英語で国際交流論について

■[教育][言語教育論]「英語で国際交流」って実はけっこう失礼なことじゃない???

 terracaoさんの記事を読みながら

カリキュラム・ポリティックス―現代の教育改革とナショナル・カリキュラム

カリキュラム・ポリティックス―現代の教育改革とナショナル・カリキュラム

の中の長尾彰夫氏の次のような指摘を思い出した。

 わが国においては、共通の文化、共通のカリキュラム、共通の民族、共通の日本といった同質性(homogeneity)が暗黙のうちに前提され、肯定されている場合がしばしば見うけられる。そして暗黙の同質性を前提にした多様化は、それがいかに異質性(heterogeneity)を含むかにみせかけつつも、その実は単なる同質性のなかでの差異化にしか過ぎぬものになっていく。そしてそのような差異化は多様性が本来的にもっているダイナミズムを持つことができない。そればかりか、暗黙の同質性を前提にした単なる差異の一面的強調は、その前提としている同質性への目をくらませ、それへの批判を封じこめていくことにすらなっていく。

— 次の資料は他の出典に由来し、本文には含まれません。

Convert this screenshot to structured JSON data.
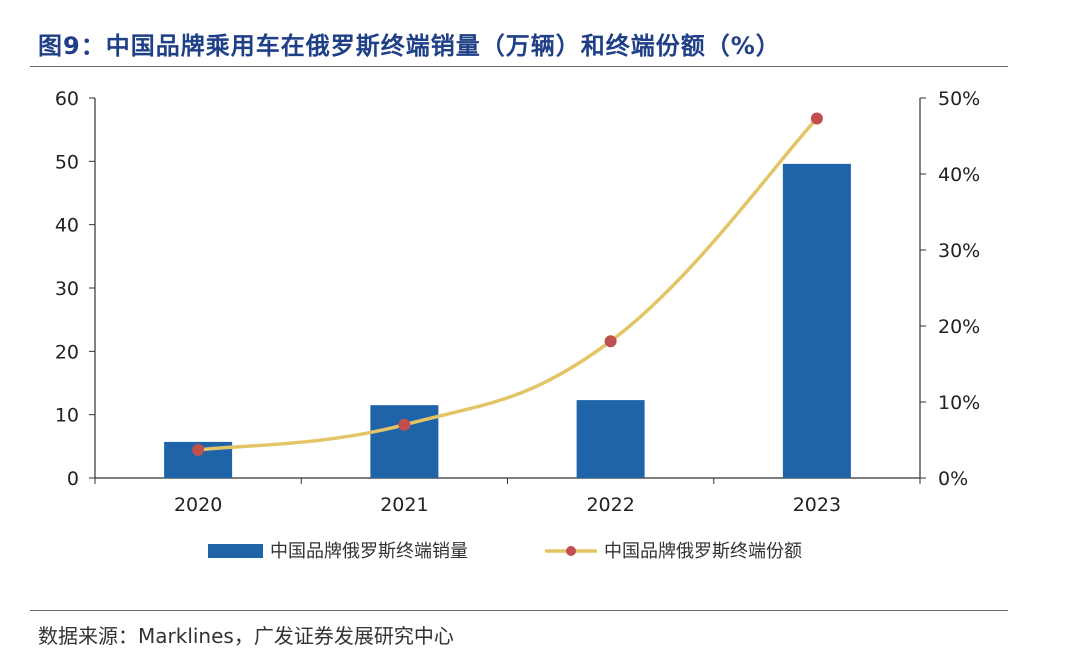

 「英語で国際交流論」は、多様化ではなく、「単なる同質性のなかでの差異化」に過ぎない。だから、英語を学ぶことで他国についての理解を深めるのではなく、他国と自国との「差異」を強調するだけ。
 さらに、前にも少し書いたが、言語や文化が自分たちや他国の人たちにとってどのような意味をもつのかというようなことを考えたり、学ぶことをしないから、「同化主義」的な教育を外国籍の子どもたちへ何の躊躇も何の配慮もなく行ってしまう。
 「英語で国際交流論」は英語教育推進のための方便であり、そのような国際交流論は、逆に国際理解を妨げるものとなる。